There were many ways for television to mark the John F Kennedy assassination and we saw most of them in the run-up to this weekend's anniversary. BBC2 gave us a family portrait in Kennedy Home Movies, there were cuckoo conspiracy theories in Channel 5's JFK's Secret Killer and historical context in More 4's Kennedy's Nuclear Nightmare. If you were after the straightforward story, last night's Killing Kennedy (Channel 4), a made-for-TV movie, was your best option; a surprise, perhaps, given that it is adapted from a book by the controversial right-wing commentator Bill O'Reilly.
Rob Lowe, the famously handsome star of The West Wing, played the famously handsome president and he had those Bostonian vowels down pat. It's only a shame that a Massachusetts “for it” sounds indistinguishable from “fart” to British ears, as Lowe's Kennedy was “for” a lot of commendable things.
Passable lookalike Ginnifer Goodwin (Big Love, Once Upon a Time) played Jacqueline Kennedy and both actors struggled admirably against the kind of made-for-TV script that can't resist a bit of heavy foreshadowing. There was one notably clunky conversation in which the First Lady told the President: “The one thing I could never bear is to lose you,” and he told her, “I want to you be very careful around that Onassis character.” Ah, if only they knew...
Unlike the Oliver Stone film on which many base their “knowledge” of this period, Killing Kennedy stuck rigidly to the Warren Commission orthodoxy, and yet still offered a new angle. While the events in JFK's life between 1959 and his death are the stuff of history lessons, what's less well known is how Lee Harvey Oswald spent those same years.
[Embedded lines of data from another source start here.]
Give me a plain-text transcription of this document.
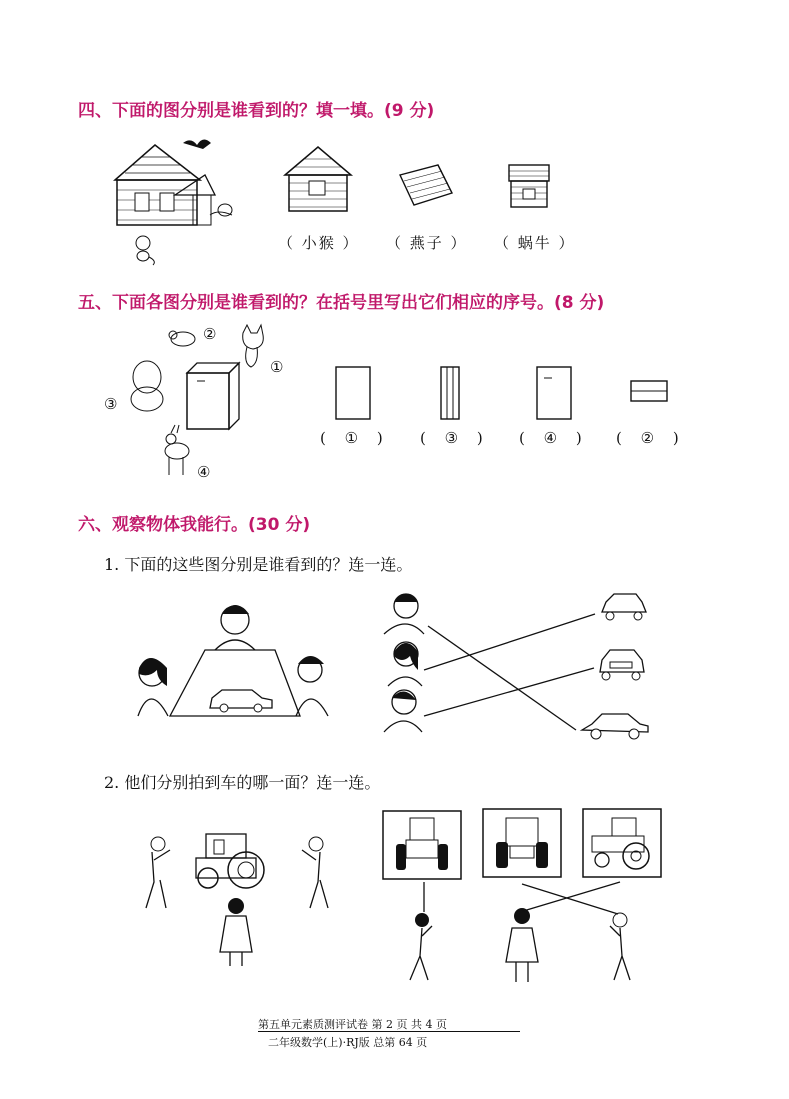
四、下面的图分别是谁看到的？填一填。(9 分)
（ 小猴 ） （ 燕子 ） （ 蜗牛 ）
五、下面各图分别是谁看到的？在括号里写出它们相应的序号。(8 分)
②
①
③
④
( ① ) ( ③ ) ( ④ ) ( ② )
六、观察物体我能行。(30 分)
1. 下面的这些图分别是谁看到的？连一连。
2. 他们分别拍到车的哪一面？连一连。
第五单元素质测评试卷 第 2 页 共 4 页
二年级数学(上)·RJ版 总第 64 页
While JFK was preparing to announce his candidacy for president, we saw Oswald in Moscow, attempting to renounce his US citizenship; and when the Kennedys were mourning the death of their baby son Patrick, the Oswalds were welcoming a second daughter into the world; and on 25 November, when JFK was receiving a state funeral, attended by thousands, Oswald was buried also, with so few mourners that reporters had to be recruited as pall bearers. It was the cumulative effect of these parallels, rather than any particular scene, which got closest to explaining the inexplicable: what really happened that day.
Tony Robinson, at least, has made his peace with the unknowable secrets of history. When your topic is neolithic Britain, you have to, since, as soon became evident in last night's Stonehenge: Walking Through History (Channel 4), nobody really knows anything at all.
Nearly two decades of Time Time means Robinson is already familiar with many of the sites of this week's location, Wiltshire, but as he explained, walking between them is the best way to gain a more intuitive understanding. So, off he trotted, in his best North Face anorak and a nerdy rucksack, meeting with various archaeologists along the way.
They told him that Silbury Hill might have been made by pilgrims bringing baskets of earth from home – or it might not; that West Kennet may have been the site of ancestor worship – or it might not; and that Stonehenge was intended to be approached during the midwinter sunset. Or not. The landscape was so impressive and the mystery so evocative that seeking certainty seemed less and less important.
Instead, Robinson enjoyed Wiltshire's Wicker Man vibe, got involved in a hippie-dippy escapade with some dowsing rods and made time to chat about crop-circle creation with the locals over a pint of warm ale. This episode of Walking Through History was more in touch with 1970s Britain than Stone Age Britain, but no less enjoyable for it.